AMERICAIN ET EUROPEENS ENCOURAGENT LE RWANDA
par Colette Braeckman
Le Soir, Mercredi 3 avril 1996
Ton glacial, suspension de l'aide au développement sinon ultimatum d'un côté, encouragement et compréhension de l'autre: le contraste est frappant entre le climat régnant au Burundi et au Rwanda, deux pays qui ont reçu la visite de Mme Emma Bonino, commissaire européen à l'aide humanitaire, et de Bryan Atwood, responsable de l'Agence d'aide américaine, US Aid.
Ici à Kigali, dans cette ville qui renaît, où les femmes ellesmêmes reconstruisent des maisons sur les collines, les membres de la mission conjointe euro-américaine semblent avoir été frappés par la détermination des Rwandais. C'est sur un ton inhabituellement chaleureux que M.Atwood s'avança à féliciter les autorités pour le travail accompli en moins de deux ans tandis que Mme Bonino soulignait que, de manière pragmatique et variable suivant les provinces, l'aide allait progressivement se déplacer du domaine strictement humanitaire vers le développement proprement dit. Ce glissement, s'il se produit, répondra aux voeux des Rwandais qui ne manquent pas de souligner que si le total de l'aide européenne dans la région des Grands Lacs s'élève à 284 millions d'Ecus, le Rwanda sinistré n'en a reçu que 48 millions. Autrement dit, 65 % de cette assistance a été utilisée dans les camps de réfugiés...
Le relatif optimisme de la délégation euro-américaine tient au fait que les interlocuteurs rwandais - plusieurs ministres et le président de la République lui-même - ont expliqué à quel point ils partageaient les préoccupations de la communauté internationale, qui portent essentiellement sur la situation dans les prisons et sur le problème du retour des réfugiés.

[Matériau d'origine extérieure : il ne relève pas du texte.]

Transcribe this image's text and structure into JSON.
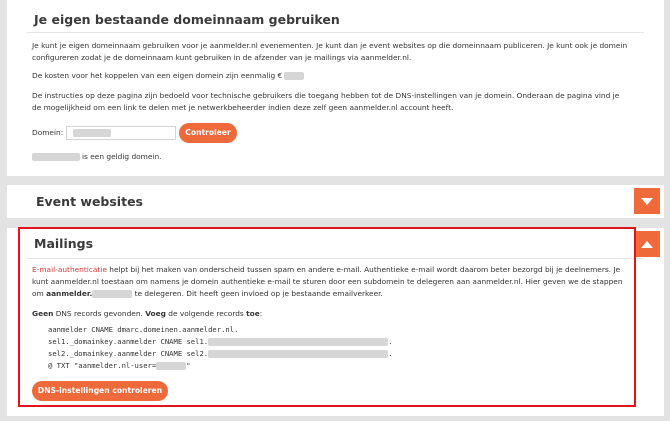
{
  "custom_domain": {
    "title": "Je eigen bestaande domeinnaam gebruiken",
    "intro_line1": "Je kunt je eigen domeinnaam gebruiken voor je aanmelder.nl evenementen. Je kunt dan je event websites op die domeinnaam publiceren. Je kunt ook je domein",
    "intro_line2": "configureren zodat je de domeinnaam kunt gebruiken in de afzender van je mailings via aanmelder.nl.",
    "cost_text": "De kosten voor het koppelen van een eigen domein zijn eenmalig €",
    "instructions_line1": "De instructies op deze pagina zijn bedoeld voor technische gebruikers die toegang hebben tot de DNS-instellingen van je domein. Onderaan de pagina vind je",
    "instructions_line2": "de mogelijkheid om een link te delen met je netwerkbeheerder indien deze zelf geen aanmelder.nl account heeft.",
    "domain_label": "Domein:",
    "check_button": "Controleer",
    "valid_suffix": "is een geldig domein."
  },
  "event_websites": {
    "title": "Event websites",
    "toggle_icon": "chevron-down-icon"
  },
  "mailings": {
    "title": "Mailings",
    "toggle_icon": "chevron-up-icon",
    "link_text": "E-mail-authenticatie",
    "desc_line1_rest": " helpt bij het maken van onderscheid tussen spam en andere e-mail. Authentieke e-mail wordt daarom beter bezorgd bij je deelnemers. Je",
    "desc_line2": "kunt aanmelder.nl toestaan om namens je domein authentieke e-mail te sturen door een subdomein te delegeren aan aanmelder.nl. Hier geven we de stappen",
    "desc_line3_pre": "om ",
    "desc_line3_bold": "aanmelder.",
    "desc_line3_post": " te delegeren. Dit heeft geen invloed op je bestaande emailverkeer.",
    "status_bold": "Geen",
    "status_mid": " DNS records gevonden. ",
    "status_bold2": "Voeg",
    "status_mid2": " de volgende records ",
    "status_bold3": "toe",
    "status_end": ":",
    "records": [
      "aanmelder CNAME dmarc.domeinen.aanmelder.nl.",
      "sel1._domainkey.aanmelder CNAME sel1.",
      "sel2._domainkey.aanmelder CNAME sel2.",
      "@ TXT \"aanmelder.nl-user="
    ],
    "record_line_end": ".",
    "txt_quote_end": "\"",
    "dns_button": "DNS-instellingen controleren"
  },
  "colors": {
    "accent": "#ee6a3b",
    "highlight_border": "#e0141b",
    "link": "#d83a3a",
    "background": "#e3e3e3"
  }
}
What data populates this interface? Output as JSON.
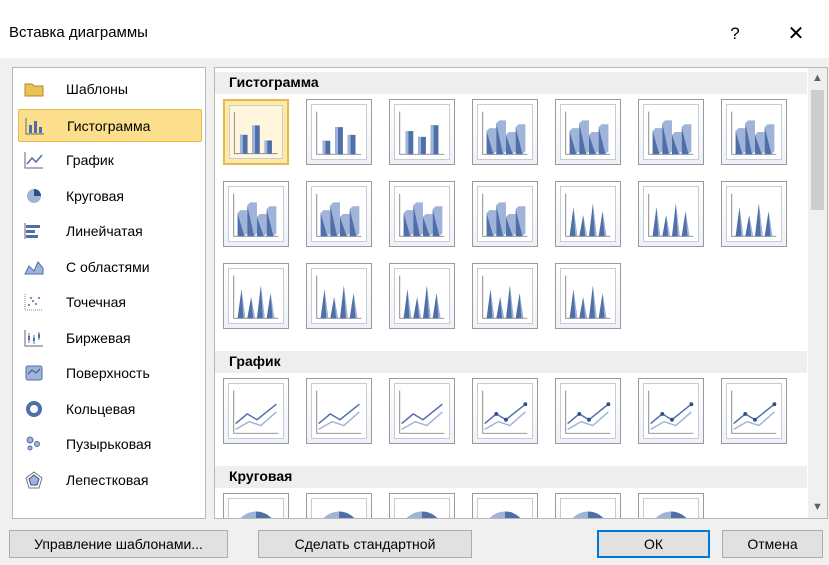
{
  "window": {
    "title": "Вставка диаграммы",
    "help": "?",
    "close": "✕"
  },
  "chart_types": [
    {
      "label": "Шаблоны",
      "icon": "folder-icon"
    },
    {
      "label": "Гистограмма",
      "icon": "column-chart-icon",
      "selected": true
    },
    {
      "label": "График",
      "icon": "line-chart-icon"
    },
    {
      "label": "Круговая",
      "icon": "pie-chart-icon"
    },
    {
      "label": "Линейчатая",
      "icon": "bar-chart-icon"
    },
    {
      "label": "С областями",
      "icon": "area-chart-icon"
    },
    {
      "label": "Точечная",
      "icon": "scatter-chart-icon"
    },
    {
      "label": "Биржевая",
      "icon": "stock-chart-icon"
    },
    {
      "label": "Поверхность",
      "icon": "surface-chart-icon"
    },
    {
      "label": "Кольцевая",
      "icon": "doughnut-chart-icon"
    },
    {
      "label": "Пузырьковая",
      "icon": "bubble-chart-icon"
    },
    {
      "label": "Лепестковая",
      "icon": "radar-chart-icon"
    }
  ],
  "gallery": {
    "sections": [
      {
        "title": "Гистограмма",
        "count": 19
      },
      {
        "title": "График",
        "count": 7
      },
      {
        "title": "Круговая",
        "count": 6
      }
    ]
  },
  "buttons": {
    "manage_templates": "Управление шаблонами...",
    "set_default": "Сделать стандартной",
    "ok": "ОК",
    "cancel": "Отмена"
  },
  "colors": {
    "accent": "#0078d7",
    "selection": "#fcdf8c",
    "chart_blue": "#4f6fa8"
  }
}
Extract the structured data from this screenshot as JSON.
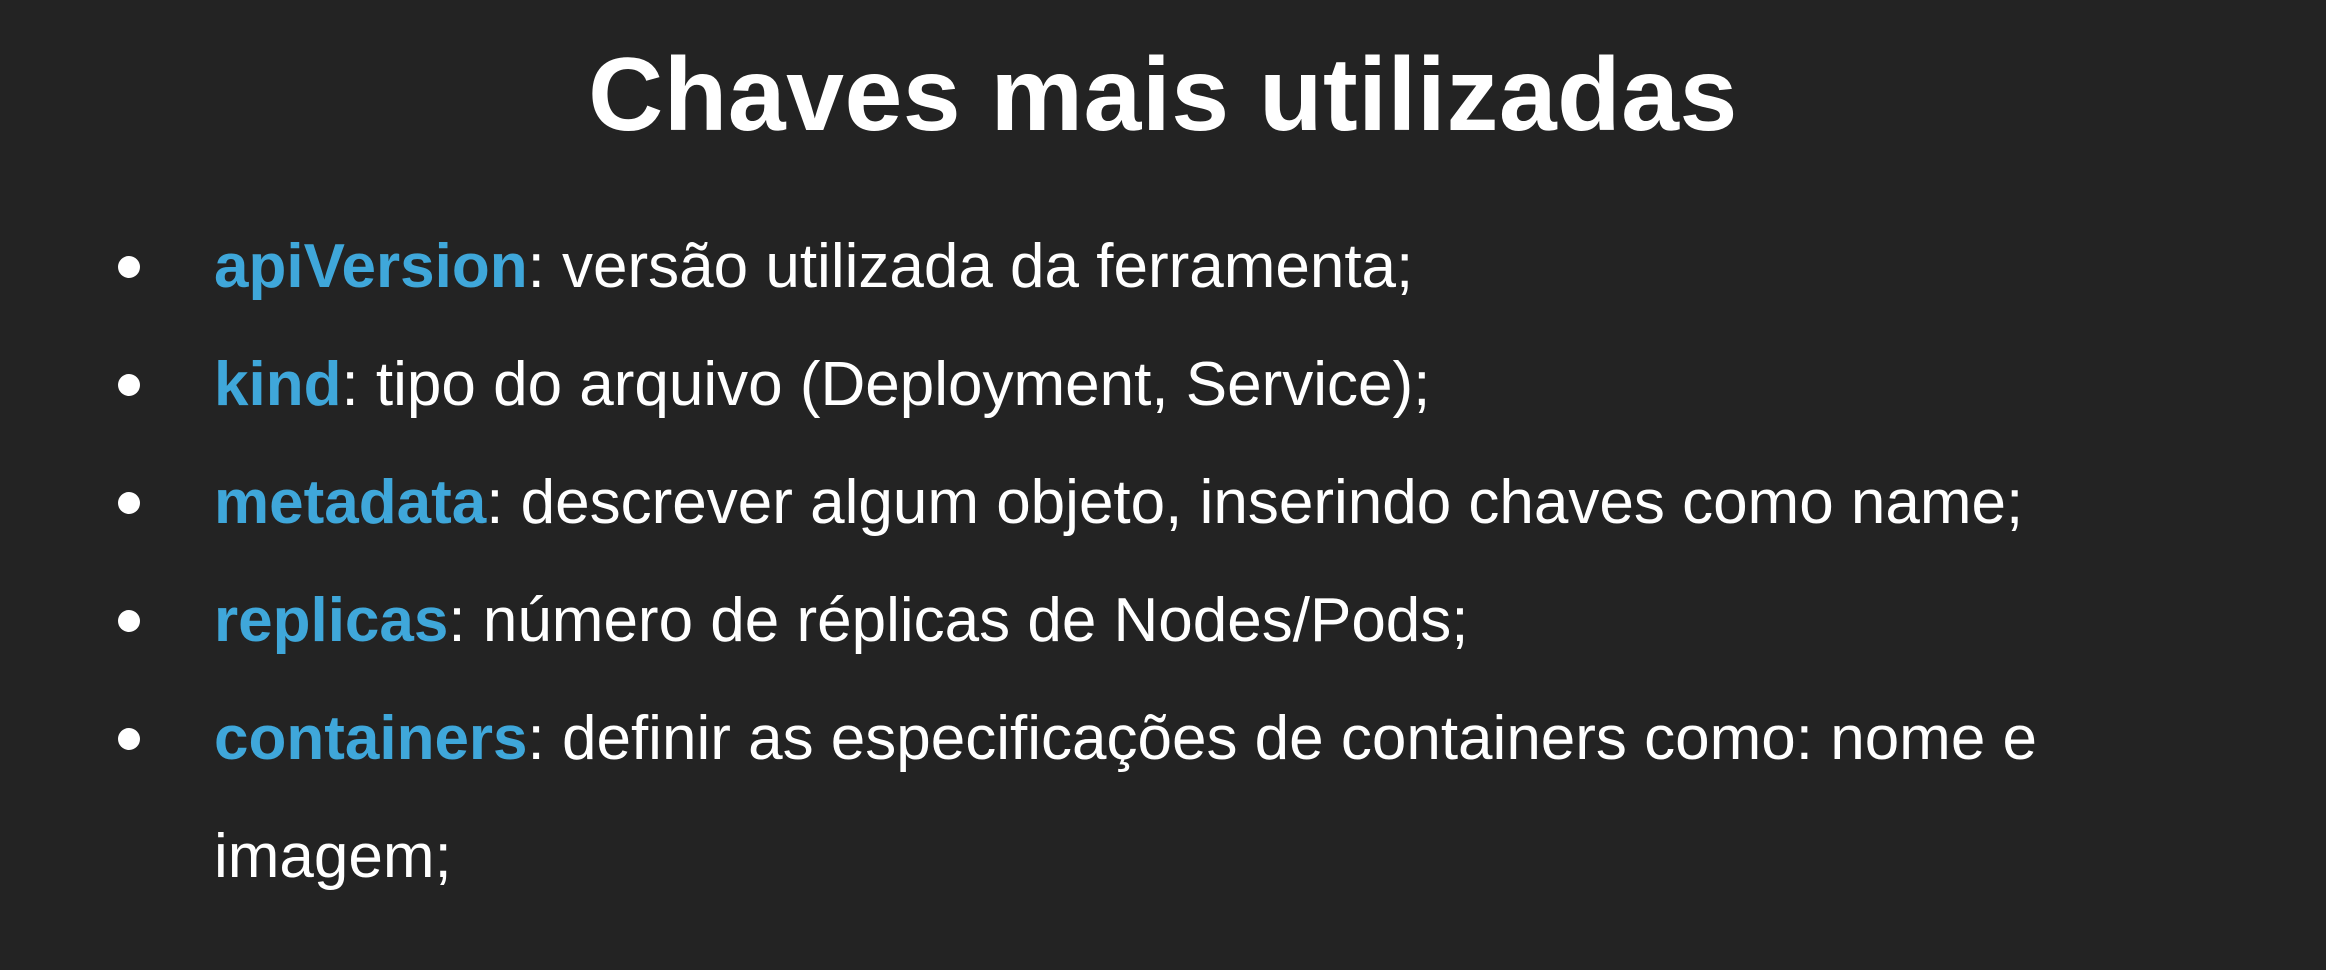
{
  "title": "Chaves mais utilizadas",
  "accent_color": "#3fa7da",
  "background_color": "#232323",
  "items": [
    {
      "key": "apiVersion",
      "text": ": versão utilizada da ferramenta;"
    },
    {
      "key": "kind",
      "text": ": tipo do arquivo (Deployment, Service);"
    },
    {
      "key": "metadata",
      "text": ": descrever algum objeto, inserindo chaves como name;"
    },
    {
      "key": "replicas",
      "text": ": número de réplicas de Nodes/Pods;"
    },
    {
      "key": "containers",
      "text": ": definir as especificações de containers como: nome e imagem;"
    }
  ]
}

Qui dit prison -où le nombre de détenus est passé de 27.000 en 1995 à 70.000 aujourd'hui - pense justice. Sur ce point, le chef de l'Etat a réservé une sorte de primeur à ses hôtes: il leur a expliqué que lorsque commenceront les premiers procès d'ici quelques semaines, les accusés seront divisés en plusieurs catégories planificateurs du génocide contre lesquels la peine de mort pourra être requise, ceux qui ont exécuté les tueries et qui risqueront des peines pouvant aller jusqu'à 20 ans de prison ceux qui ont été poussés à la violence et ceux qui ont commis des délits de vol, de pillage. Des réductions de peines pourront être envisagées pour ceux qui accepteront de reconnaître leurs crimes et d'accepter des tâches de réparation. Les autorités rwandaises espèrent que ces mesures permettront de réduire la population carcérale. II le faudra bien: les bailleurs de fonds qui dénoncent la surpopulation des prisons refusent tout aussi fermement de financer la construction de nouveaux lieux de détention. Le présid
ent Bizimungu devait aussi souligner à quel point le Rwanda à la veille du deuxième anniversaire du génocide souhaite que le colonel Bagosora lui soit livré: Son jugement ici aurait un impact considérable sur la situation intérieure, calmer un peu la douleur des survivants alléger les tensions...
En ce qui concerne les réfugiés, tout en déplorant la lenteur du rythme des retours, surtout depuis le Zaïre, Européens et Américains ne vont pas se contenter de faire pression sur le seul Rwanda comme c'était pratiquement le cas jusqu'à présent: ils ont constaté que tous leurs interlocuteurs partageaient leur souci, faire en sorte que les réfugiés regagnent leur patrie. M. Atwood alla même jusqu'à déclarer: J'ai envie de dire aux réfugiés qu'ils peuvent rentrer dans la sécurité, que le sort des réfugiés de 1994 est aujourd'hui meilleur que ceux de 1959 qui sont rentrés au pays...
Mme Bonino reçut également des précisions sur le statut des organisations non gouvernementales dont certaines ont été priées de quitter le Rwanda et sur le projet de taxer l'aide humanitaire, ce qui pourrait constituer un dangereux précédent pour d'autres pays. A ce sujet, inlassablement, les Rwandais firent valoir qu'il n'était pas normal que l'aide dépensée dans le pays via les diverges agences internationales ou non gouvernementales soit plus importante que le budget dont dispose le gouvernement lui-même. Manifestement le Rwanda est aujourd'hui dirigé par une équipe responsable, et qui souhaiterait disposer des moyens de sa politique.